Home » News » “It’s like being at the Restos du Cœur”… In Rennes 2, food distribution is always full

“It’s like being at the Restos du Cœur”… In Rennes 2, food distribution is always full


A food distribution is organized every Wednesday afternoon on the Villejean campus in Rennes. – J. Gicquel / 20 Minutes

  • A food distribution is organized every week on the Villejean campus in Rennes to deal with student insecurity.
  • More than 300 students line up to fill their fridge every Wednesday afternoon.
  • New emergency aid will soon be implemented by the metropolis to help this distraught youth.

In front of the entrance to the Ereve building on the Villejean campus in Rennes, the queue stretches for several tens of meters. With a tote bag in hand, more than 300 students are waiting, like every Wednesday afternoon, for the distribution of food parcels. “It’s like being at the Restos du Cœur! One of them jokes. The young man, however, does not have the heart to laugh. Like so many others, he has struggled to fill his fridge since the start of the health crisis and has therefore resolved to seek food aid. “There is a lot in this case in my entourage,” he says.

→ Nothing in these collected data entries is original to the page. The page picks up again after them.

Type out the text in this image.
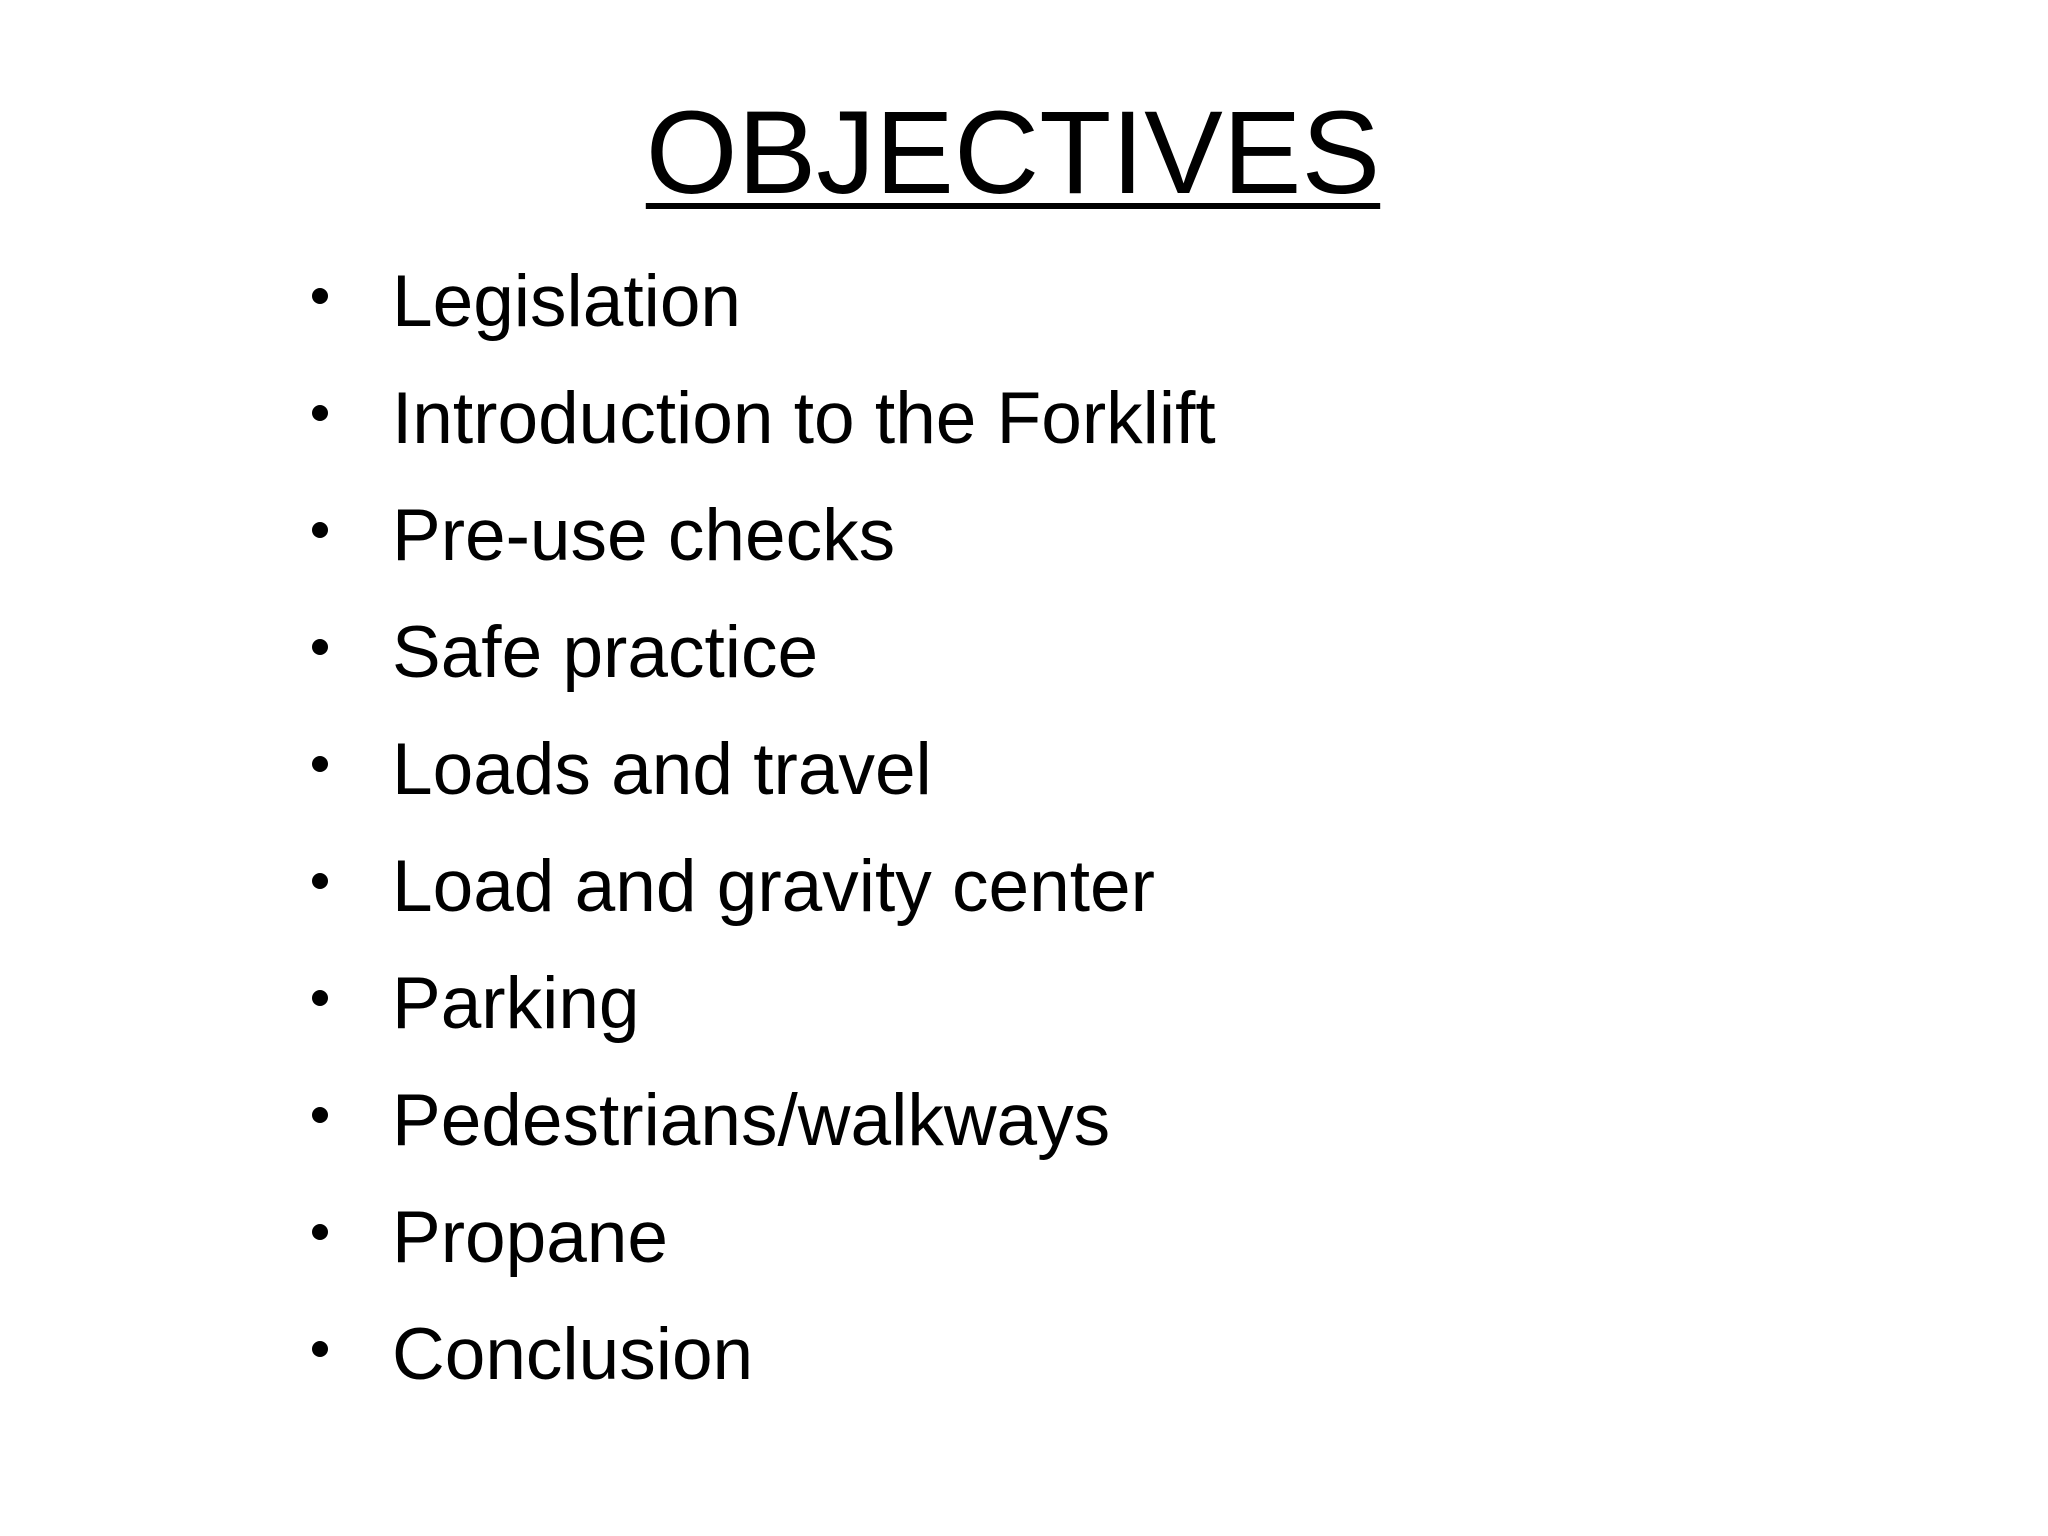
OBJECTIVES
Legislation
Introduction to the Forklift
Pre-use checks
Safe practice
Loads and travel
Load and gravity center
Parking
Pedestrians/walkways
Propane
Conclusion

More than 300 students wait for the food distribution every week. – J. Gicquel / 20 Minutes

Faced with this growing precariousness, the Union Pirate, the main student union in Rennes 2, therefore decided in February to set up these weekly food distributions. Each beneficiary leaves with seven basic necessities in their bag, as well as four fruits and vegetables and some hygiene products. The food comes mostly from donations from the Food Bank but also from collections made in supermarkets or from traders in the region. Communities are also mobilized to come to the aid of this helpless youth who cannot make ends meet.

“The communities compensate for the inaction of the State”

“The precariousness already existed before but the crisis only amplified it”, underlines Fabien Caillé, student vice-president of the University Rennes 2, which saw the landing of many new beneficiaries. If he welcomes the support of communities who provide “significant support in this difficult period”, however, he believes that this aid is a bit of a “patch”. “They compensate for the inaction of the State, assures the young man. Because if people are lining up for baskets of ten euros, it is because the problem is deeper ”.

Fabien Caillé also hopes that this aid will not stop once the crisis is behind us. “The issue of student insecurity cannot be dealt with on an ad hoc basis,” underlines the vice-president of the university.

Neighborhood houses soon open to students

But the urgency is there and obliges the Rennes metropolis to take new measures, amounting to 150,000 euros, which will be put to a vote in the Metropolitan Council on April 1. In addition to subsidies that will be paid to solidarity grocery stores as well as to Crous for the distribution of hygiene products, two social service assistant positions will also be funded for three months “in order to respond to psychological distress”, underlines Tristan Lahais, vice-president of the metropolis in charge of youth and student life.

A Night Line project, a listening service run by and for evening students, is also in the works for the start of the September school year. To break the isolation of the students, they will finally be able to “coworker” in the houses of neighborhoods of the city which are currently idling. The first should open their doors on Monday in the Breton capital.